When winter blows in, you can pull the blankets over your head and go back to sleep—or you can suit up and head out for an outdoor winter adventure!
There is no reason you need to take a break from physical activity when the temperature drops. In fact, exercising in cooler weather has some distinct advantages over working out in warmer weather.
Tips to Keep in Mind
- No heat and humidity to deal with. Winter’s chill might make you feel awake and invigorated.
- You may be able to work out longer in cold weather—which means you can burn even more calories.
- It’s a great way to take in the sunlight (in small doses). Not only can light improve many people’s moods, it also helps you get some vitamin D.
- Exercise boosts your immunity during cold and flu season.
Staying warm and dry when heading out to exercise in cold weather is all about layers. A little preparation can keep you safe from cold weather hazards like hypothermia and frostbite.

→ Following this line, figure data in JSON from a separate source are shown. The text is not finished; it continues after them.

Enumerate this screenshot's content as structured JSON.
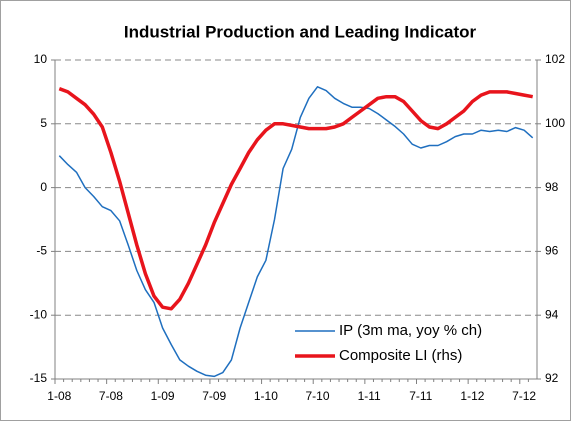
{
  "chart_data": {
    "type": "line",
    "title": "Industrial Production and Leading Indicator",
    "categories": [
      "1-08",
      null,
      null,
      null,
      null,
      null,
      "7-08",
      null,
      null,
      null,
      null,
      null,
      "1-09",
      null,
      null,
      null,
      null,
      null,
      "7-09",
      null,
      null,
      null,
      null,
      null,
      "1-10",
      null,
      null,
      null,
      null,
      null,
      "7-10",
      null,
      null,
      null,
      null,
      null,
      "1-11",
      null,
      null,
      null,
      null,
      null,
      "7-11",
      null,
      null,
      null,
      null,
      null,
      "1-12",
      null,
      null,
      null,
      null,
      null,
      "7-12",
      null
    ],
    "series": [
      {
        "name": "IP (3m ma, yoy % ch)",
        "color": "#1f6fbf",
        "values": [
          2.5,
          1.8,
          1.2,
          0,
          -0.7,
          -1.5,
          -1.8,
          -2.6,
          -4.5,
          -6.5,
          -8,
          -9,
          -11,
          -12.3,
          -13.5,
          -14,
          -14.4,
          -14.7,
          -14.8,
          -14.5,
          -13.5,
          -11,
          -9,
          -7,
          -5.7,
          -2.5,
          1.5,
          3,
          5.5,
          7,
          7.9,
          7.6,
          7,
          6.6,
          6.3,
          6.3,
          6.2,
          5.8,
          5.3,
          4.8,
          4.2,
          3.4,
          3.1,
          3.3,
          3.3,
          3.6,
          4,
          4.2,
          4.2,
          4.5,
          4.4,
          4.5,
          4.4,
          4.7,
          4.5,
          3.9
        ]
      },
      {
        "name": "Composite LI (rhs)",
        "color": "#e8141c",
        "axis": "y2",
        "values": [
          101.1,
          101.0,
          100.8,
          100.6,
          100.3,
          99.9,
          99.1,
          98.2,
          97.2,
          96.2,
          95.3,
          94.6,
          94.25,
          94.2,
          94.5,
          95.0,
          95.6,
          96.2,
          96.9,
          97.5,
          98.1,
          98.6,
          99.1,
          99.5,
          99.8,
          100.0,
          100.0,
          99.95,
          99.9,
          99.85,
          99.85,
          99.85,
          99.9,
          100.0,
          100.2,
          100.4,
          100.6,
          100.8,
          100.85,
          100.85,
          100.7,
          100.4,
          100.1,
          99.9,
          99.85,
          100.0,
          100.2,
          100.4,
          100.7,
          100.9,
          101.0,
          101.0,
          101.0,
          100.95,
          100.9,
          100.85
        ]
      }
    ],
    "ylim": [
      -15,
      10
    ],
    "yticks": [
      -15,
      -10,
      -5,
      0,
      5,
      10
    ],
    "y2lim": [
      92,
      102
    ],
    "y2ticks": [
      92,
      94,
      96,
      98,
      100,
      102
    ],
    "grid": true,
    "legend": "lower right"
  }
}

Cold temperatures, strong winds and damp conditions (like rain and snow) steal your body heat. For example, according to the National Weather Station, a 30-degree day with 30-mile-an-hour winds feels like about 15 degrees. And if you get wet (from rain, snow or perspiration) that effect is only magnified. That is why layers of clothing are so important. They help trap the heat and form a kind of insulation against the elements.

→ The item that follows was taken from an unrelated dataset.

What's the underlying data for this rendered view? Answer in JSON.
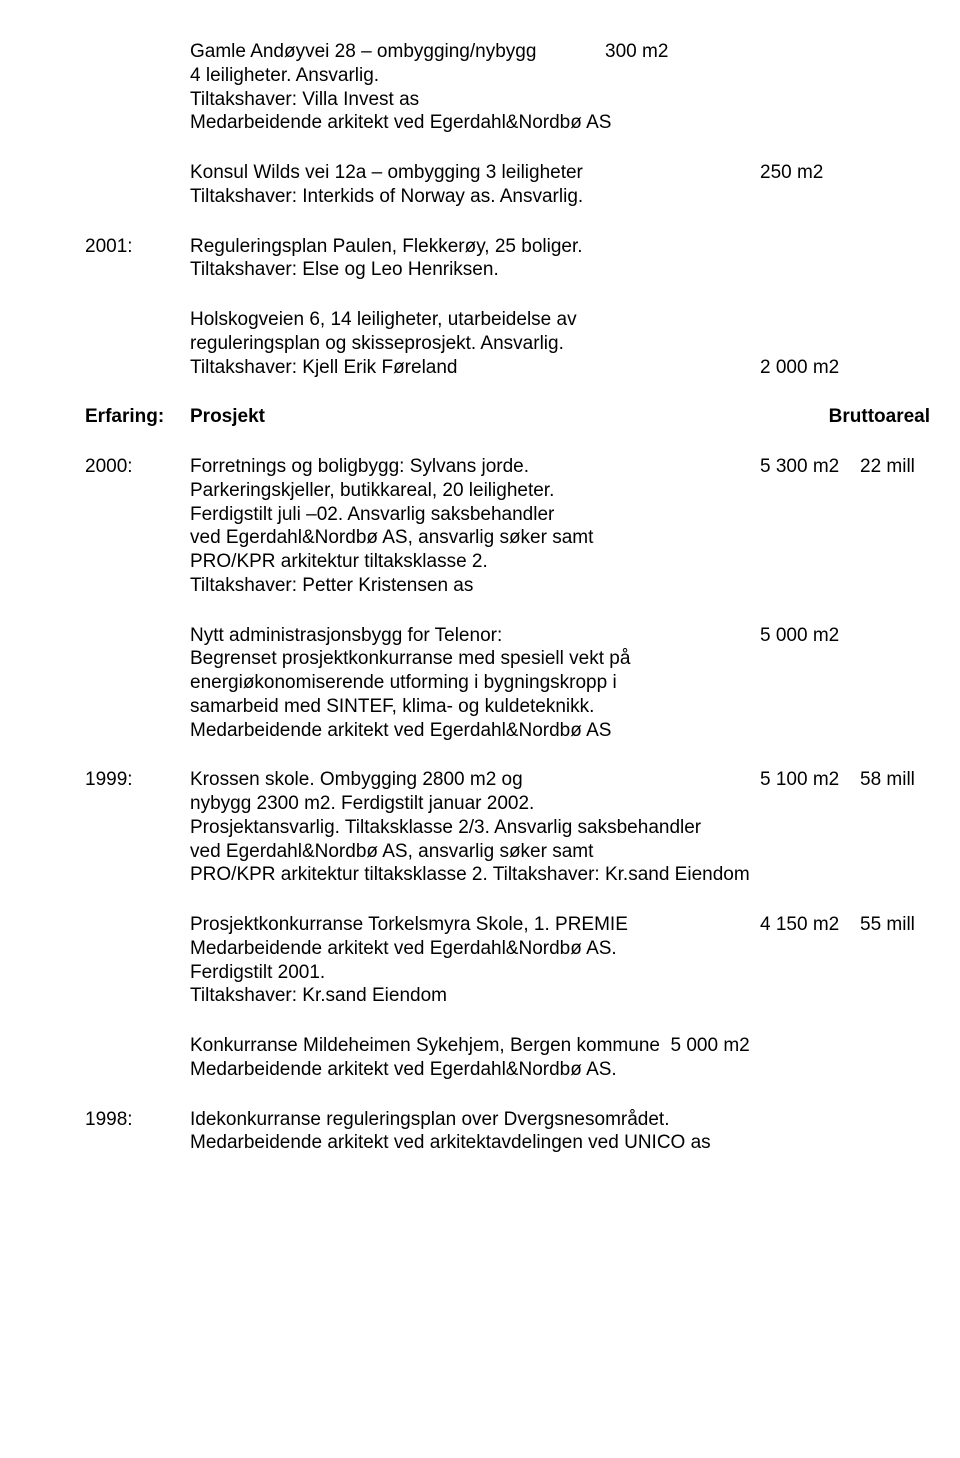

Resist your instincts to start layering with cotton. Once cotton becomes wet with sweat or snow, the moisture is trapped and will actually make you feel colder (and heavier). For your first layer, you want something that pulls moisture away from your skin, like moisture-wicking fabrics used in high-performance sportswear. Next, add a layer of fleece, finally, top with a thin waterproof layer. Remember to stay hydrated – don’t forget to drink water when exercising in cooler weather. Thirst isn’t the best indicator that you need to drink.